Saturday, May 19, 2007

Home Is Where The Heart Is

So, Where Do You Keep Your Heart?

Family. People generally immediately leap to an image of a mother, father, a few siblings - the typical nuclear family. Maybe, with a stretch, people might see a single parent family, or a family where grandparents are the guardians, or an adoptive family. Either way, we've still got a basic structure: a child, with legal guardians of some kind.

Following that definition, my family is fairly usual. Mother, father, little brother, older half-sister, older half-brother. Nothing too exciting there. We all live in a house. Technically, i usually refer to it as my home. So, we know who my family is and that i have a house. But really, i ask myself what makes my house a home.

Home in my books is somewhere where i'm totally comfortable, or at least moreso than anywhere else. Where there are people that care about me, who i can talk to if i need to. People who can make me laugh and smile, or who make me cry (in a good way, in a human way). A place where i can be myself and not feel bad about who i am. That's what i consider a home.

I keep my heart somewhere other than at my house. Therefore, i wouldn't really consider my house to be my home. And if we consider family to be where our home is, then by extension i've got another family in the place where i keep my heart.

Where do i keep my heart? These days, i'd say that the majority of it resides at church. More in the people there than anything else. They're my family. They'd stick by me no matter what, they look after me when my actual family drives me insane. RevJ is like a dad (sorry, but you are - and you're almost old enough to be :P), DrB is like some kind of wacky uncle, the one who is always doing silly things. Like tonight, where English told him to order a Whopper from Maccas - and he did, much to the amusement of Peter the manager. I've got the annoying little brother types (Little M, StrongMan), the nephew types that i adore (my darling little Bobby), older parent/grandparent types (StrongMan's mum, English's parents), cousins that i look after (Vi, SD, English, ShirtlessBuddy)... Then there are the older brother types who look after me (South African, the South Africans brother) and the crazy family friend types (MarriedMan, Elmo). Not to mention Loz, who's somewhat like a sister. So these guys are my family.

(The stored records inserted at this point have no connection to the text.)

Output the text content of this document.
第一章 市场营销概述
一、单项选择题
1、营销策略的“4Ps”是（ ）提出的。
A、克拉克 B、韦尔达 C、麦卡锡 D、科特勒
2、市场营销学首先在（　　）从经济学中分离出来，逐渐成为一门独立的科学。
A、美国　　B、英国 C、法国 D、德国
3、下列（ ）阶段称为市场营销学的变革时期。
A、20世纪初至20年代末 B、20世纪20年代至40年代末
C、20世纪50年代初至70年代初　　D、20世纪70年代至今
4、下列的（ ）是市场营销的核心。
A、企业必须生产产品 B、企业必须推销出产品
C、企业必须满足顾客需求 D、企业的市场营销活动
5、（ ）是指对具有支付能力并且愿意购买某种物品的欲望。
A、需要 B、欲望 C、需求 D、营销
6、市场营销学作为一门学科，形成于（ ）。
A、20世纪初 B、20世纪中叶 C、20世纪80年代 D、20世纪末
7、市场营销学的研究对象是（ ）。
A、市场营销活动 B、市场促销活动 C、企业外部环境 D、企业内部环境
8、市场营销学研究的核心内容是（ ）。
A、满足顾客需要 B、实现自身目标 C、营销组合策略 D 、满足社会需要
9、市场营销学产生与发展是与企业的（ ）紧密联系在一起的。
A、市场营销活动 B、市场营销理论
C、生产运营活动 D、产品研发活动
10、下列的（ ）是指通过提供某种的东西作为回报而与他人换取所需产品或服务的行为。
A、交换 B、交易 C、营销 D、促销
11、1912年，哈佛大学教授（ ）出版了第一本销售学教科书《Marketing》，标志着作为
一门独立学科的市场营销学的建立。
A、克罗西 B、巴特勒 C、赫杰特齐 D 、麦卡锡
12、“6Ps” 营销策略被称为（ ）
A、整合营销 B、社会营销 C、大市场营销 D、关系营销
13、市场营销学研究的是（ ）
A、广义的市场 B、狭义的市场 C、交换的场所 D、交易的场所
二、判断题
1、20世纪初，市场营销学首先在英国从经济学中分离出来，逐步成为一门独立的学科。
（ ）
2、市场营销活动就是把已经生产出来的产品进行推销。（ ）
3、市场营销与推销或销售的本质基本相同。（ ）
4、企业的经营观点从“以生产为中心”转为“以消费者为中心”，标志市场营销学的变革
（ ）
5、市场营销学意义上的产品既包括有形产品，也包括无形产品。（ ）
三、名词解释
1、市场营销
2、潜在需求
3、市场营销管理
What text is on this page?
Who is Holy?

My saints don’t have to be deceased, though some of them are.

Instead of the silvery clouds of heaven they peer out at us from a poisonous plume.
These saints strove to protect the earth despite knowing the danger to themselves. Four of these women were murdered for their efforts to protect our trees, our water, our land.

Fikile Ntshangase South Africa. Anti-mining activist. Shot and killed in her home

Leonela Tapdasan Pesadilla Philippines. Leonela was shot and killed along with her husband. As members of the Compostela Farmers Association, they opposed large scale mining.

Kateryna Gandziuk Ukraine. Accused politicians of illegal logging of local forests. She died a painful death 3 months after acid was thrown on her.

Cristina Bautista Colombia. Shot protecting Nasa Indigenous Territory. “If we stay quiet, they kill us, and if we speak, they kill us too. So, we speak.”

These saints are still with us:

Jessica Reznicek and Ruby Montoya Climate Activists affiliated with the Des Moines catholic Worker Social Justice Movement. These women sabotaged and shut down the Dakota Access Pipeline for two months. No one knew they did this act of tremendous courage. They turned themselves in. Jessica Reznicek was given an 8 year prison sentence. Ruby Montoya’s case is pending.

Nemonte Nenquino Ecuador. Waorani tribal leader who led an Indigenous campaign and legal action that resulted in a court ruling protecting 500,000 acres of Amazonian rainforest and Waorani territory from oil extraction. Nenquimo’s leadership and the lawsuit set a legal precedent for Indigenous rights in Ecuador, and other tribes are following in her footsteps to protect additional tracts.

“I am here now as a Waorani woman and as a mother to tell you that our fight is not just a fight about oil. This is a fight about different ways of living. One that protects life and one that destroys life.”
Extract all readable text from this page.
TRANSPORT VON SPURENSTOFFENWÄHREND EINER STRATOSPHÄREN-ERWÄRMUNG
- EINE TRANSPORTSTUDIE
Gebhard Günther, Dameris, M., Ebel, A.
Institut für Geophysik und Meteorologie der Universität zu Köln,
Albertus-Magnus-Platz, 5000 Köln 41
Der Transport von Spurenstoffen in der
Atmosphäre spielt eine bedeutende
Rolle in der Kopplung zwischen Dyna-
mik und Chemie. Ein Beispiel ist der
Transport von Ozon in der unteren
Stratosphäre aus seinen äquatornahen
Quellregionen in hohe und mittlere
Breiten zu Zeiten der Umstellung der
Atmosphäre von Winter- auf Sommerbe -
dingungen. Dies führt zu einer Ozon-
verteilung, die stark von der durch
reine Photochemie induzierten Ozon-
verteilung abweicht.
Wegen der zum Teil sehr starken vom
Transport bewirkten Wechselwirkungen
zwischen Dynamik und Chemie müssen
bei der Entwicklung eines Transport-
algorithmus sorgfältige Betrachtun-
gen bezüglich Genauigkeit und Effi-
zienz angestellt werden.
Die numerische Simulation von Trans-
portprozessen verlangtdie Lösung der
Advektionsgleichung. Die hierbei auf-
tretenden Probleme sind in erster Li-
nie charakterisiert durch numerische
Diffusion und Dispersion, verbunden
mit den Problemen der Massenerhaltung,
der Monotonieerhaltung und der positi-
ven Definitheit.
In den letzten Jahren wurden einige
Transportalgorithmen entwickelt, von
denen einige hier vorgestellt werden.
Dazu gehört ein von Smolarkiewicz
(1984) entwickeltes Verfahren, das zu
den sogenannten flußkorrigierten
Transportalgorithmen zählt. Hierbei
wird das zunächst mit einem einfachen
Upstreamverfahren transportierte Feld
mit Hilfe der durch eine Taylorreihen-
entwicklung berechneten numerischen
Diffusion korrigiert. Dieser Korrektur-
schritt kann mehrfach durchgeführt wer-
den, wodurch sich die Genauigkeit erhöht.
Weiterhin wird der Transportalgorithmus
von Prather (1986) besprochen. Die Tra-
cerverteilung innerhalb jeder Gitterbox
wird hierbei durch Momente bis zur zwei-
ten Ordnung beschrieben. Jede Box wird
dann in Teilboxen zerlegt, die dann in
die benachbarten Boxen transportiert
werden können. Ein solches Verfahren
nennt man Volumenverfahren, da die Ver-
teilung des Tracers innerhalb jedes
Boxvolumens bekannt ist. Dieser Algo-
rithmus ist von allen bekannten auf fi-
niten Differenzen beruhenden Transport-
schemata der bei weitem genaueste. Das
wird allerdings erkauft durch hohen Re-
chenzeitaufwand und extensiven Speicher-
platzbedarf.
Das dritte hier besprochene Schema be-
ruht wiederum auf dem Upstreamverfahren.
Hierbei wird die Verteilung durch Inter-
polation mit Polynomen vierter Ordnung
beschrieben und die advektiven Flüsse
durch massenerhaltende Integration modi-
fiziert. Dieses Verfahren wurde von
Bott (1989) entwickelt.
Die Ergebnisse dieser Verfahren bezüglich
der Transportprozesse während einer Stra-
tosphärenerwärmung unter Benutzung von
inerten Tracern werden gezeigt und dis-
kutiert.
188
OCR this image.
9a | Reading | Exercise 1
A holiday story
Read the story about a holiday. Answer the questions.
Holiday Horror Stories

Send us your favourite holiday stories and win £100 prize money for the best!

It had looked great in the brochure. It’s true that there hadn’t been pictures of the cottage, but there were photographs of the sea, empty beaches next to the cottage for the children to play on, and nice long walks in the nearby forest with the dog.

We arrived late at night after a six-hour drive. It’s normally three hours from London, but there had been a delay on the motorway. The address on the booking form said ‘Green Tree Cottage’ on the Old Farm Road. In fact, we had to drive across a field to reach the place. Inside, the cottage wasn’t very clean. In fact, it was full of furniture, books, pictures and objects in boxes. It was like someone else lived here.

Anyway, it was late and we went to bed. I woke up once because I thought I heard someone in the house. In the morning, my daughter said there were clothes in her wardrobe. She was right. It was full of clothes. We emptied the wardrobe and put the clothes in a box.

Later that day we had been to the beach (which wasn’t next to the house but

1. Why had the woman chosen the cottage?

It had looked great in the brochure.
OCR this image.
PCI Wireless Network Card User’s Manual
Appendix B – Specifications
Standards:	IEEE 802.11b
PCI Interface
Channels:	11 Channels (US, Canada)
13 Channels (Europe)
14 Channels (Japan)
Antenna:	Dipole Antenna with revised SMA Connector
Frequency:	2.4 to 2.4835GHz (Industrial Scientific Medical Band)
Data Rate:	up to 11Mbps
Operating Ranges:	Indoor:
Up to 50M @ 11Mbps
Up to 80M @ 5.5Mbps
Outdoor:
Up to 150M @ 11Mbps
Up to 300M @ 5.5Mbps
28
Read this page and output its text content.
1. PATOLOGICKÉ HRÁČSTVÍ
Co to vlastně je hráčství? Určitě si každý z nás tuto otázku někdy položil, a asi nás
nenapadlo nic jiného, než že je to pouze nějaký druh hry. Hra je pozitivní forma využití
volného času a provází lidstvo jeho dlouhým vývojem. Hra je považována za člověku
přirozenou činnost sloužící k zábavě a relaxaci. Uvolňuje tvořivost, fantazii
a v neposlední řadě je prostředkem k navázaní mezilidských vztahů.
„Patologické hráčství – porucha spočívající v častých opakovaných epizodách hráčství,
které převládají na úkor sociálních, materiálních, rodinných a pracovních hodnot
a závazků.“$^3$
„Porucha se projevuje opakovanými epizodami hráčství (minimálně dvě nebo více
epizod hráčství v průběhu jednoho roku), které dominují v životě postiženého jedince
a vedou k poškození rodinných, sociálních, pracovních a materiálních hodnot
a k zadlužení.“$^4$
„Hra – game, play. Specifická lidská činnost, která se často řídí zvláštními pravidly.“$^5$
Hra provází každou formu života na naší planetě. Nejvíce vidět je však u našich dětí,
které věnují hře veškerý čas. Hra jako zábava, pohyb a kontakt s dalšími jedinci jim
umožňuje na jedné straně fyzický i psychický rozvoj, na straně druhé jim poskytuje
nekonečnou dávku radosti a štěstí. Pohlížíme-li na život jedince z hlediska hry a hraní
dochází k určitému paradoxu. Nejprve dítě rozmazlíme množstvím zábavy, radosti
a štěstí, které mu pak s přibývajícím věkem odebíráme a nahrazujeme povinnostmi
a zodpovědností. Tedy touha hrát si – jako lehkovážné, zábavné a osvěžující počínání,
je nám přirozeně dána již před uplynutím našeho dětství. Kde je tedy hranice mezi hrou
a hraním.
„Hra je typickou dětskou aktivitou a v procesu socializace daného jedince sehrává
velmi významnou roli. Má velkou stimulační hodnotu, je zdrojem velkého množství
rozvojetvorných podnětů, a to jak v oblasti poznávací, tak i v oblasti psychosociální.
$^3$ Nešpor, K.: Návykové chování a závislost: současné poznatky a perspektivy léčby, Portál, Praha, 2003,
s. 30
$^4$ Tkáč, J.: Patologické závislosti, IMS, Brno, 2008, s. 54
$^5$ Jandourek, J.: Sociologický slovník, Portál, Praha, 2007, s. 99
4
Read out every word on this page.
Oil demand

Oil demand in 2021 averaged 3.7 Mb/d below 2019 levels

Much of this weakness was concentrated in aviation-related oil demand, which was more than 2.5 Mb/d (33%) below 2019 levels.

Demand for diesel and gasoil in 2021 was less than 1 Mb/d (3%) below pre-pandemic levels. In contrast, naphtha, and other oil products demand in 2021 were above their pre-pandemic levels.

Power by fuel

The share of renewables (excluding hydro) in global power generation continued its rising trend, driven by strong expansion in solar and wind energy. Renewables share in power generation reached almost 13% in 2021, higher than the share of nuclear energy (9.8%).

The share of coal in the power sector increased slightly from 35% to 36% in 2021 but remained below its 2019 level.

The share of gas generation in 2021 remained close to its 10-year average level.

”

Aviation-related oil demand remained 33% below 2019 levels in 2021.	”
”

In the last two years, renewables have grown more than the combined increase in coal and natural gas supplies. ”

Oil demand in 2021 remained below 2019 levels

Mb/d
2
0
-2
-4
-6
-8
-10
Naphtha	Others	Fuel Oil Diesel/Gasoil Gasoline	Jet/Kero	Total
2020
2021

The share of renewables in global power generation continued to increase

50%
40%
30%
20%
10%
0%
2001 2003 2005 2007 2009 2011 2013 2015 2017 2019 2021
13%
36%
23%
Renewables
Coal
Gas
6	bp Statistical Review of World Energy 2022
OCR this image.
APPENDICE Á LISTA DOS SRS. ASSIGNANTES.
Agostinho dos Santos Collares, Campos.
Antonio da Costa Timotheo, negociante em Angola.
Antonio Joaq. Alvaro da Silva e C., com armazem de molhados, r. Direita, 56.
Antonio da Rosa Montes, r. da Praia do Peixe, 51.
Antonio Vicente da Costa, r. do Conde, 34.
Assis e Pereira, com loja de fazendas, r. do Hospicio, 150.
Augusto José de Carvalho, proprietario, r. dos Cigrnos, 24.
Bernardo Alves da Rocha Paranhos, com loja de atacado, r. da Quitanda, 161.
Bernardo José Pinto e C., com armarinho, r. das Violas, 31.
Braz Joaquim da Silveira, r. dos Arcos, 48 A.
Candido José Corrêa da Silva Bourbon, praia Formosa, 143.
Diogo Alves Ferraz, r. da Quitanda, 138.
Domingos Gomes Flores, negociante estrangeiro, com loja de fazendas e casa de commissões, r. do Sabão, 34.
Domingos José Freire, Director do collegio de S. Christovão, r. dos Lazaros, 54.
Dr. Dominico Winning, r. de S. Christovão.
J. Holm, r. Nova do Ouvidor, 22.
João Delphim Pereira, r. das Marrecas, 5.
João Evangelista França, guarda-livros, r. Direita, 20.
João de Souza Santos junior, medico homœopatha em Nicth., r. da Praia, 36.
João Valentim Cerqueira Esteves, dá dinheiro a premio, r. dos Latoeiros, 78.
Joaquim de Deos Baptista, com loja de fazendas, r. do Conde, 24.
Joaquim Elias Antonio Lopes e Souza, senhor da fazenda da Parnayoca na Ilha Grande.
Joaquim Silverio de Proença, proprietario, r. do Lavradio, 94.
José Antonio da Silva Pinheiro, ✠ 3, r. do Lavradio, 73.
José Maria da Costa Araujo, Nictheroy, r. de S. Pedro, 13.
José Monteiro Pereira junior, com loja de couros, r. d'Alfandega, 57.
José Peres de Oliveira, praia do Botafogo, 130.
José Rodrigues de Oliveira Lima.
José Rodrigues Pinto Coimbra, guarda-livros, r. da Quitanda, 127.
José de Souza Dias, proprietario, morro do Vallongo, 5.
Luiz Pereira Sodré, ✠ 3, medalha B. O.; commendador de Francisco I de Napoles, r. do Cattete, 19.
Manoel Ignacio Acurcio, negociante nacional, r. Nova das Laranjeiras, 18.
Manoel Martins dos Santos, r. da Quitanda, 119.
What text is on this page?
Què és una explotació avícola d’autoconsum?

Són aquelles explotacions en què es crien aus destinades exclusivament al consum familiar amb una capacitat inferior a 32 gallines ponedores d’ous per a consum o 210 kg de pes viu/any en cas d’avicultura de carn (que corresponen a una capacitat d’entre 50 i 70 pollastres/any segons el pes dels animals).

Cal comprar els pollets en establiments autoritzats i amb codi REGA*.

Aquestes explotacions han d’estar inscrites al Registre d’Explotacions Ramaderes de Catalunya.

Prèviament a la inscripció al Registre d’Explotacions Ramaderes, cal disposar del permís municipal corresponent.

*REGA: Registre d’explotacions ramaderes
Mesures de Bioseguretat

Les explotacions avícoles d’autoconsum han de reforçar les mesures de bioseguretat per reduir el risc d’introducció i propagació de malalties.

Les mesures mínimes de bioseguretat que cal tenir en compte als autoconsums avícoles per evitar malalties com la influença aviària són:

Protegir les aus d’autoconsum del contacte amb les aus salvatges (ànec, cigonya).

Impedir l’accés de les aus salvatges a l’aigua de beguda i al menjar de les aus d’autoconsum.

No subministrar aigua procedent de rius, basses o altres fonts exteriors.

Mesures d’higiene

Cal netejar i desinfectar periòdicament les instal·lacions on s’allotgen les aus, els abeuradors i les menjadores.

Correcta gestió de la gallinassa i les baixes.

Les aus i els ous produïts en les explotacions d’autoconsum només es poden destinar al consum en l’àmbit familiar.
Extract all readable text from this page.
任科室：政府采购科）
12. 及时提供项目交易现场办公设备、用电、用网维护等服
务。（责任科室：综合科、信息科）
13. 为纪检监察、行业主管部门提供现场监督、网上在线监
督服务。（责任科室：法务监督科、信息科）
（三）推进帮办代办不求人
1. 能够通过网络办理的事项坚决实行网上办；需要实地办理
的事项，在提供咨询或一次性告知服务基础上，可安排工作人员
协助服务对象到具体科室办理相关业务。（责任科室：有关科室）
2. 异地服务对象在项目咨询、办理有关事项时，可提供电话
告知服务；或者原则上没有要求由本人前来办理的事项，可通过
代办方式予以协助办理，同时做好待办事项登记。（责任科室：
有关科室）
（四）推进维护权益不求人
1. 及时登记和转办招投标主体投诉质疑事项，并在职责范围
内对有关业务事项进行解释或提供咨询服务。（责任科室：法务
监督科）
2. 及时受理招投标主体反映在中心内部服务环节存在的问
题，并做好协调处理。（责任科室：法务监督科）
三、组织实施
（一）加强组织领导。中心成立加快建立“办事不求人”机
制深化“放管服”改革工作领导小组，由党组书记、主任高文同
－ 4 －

They make me comfortable, they make me laugh and cry, they make me miserable, angry, happy - often all at once. Just the way a real family should. But there are a whole bunch of them that would gladly help me out, whenever i needed it. Proof that they care? The SouthAfrican, MusicMan, RevJ and DrB are the people that can generally tell when i'm upset, moreso than almost anyone else does. So kudos to them. English is the person who's made me laugh the most in the last few months. Elmo was the instigator of the infamous tickle-fight, which was the hugest fun. English was also the idiot who informed the few newcomers to church of my 'secret'; damn it, i was truly hoping that could fade into the past. Apparently not. It's going to stick around to haunt me!

So, that place is my home. For better or worse, it seems to be where my heart is stuck. So i'll be sticking around there for at least a little longer.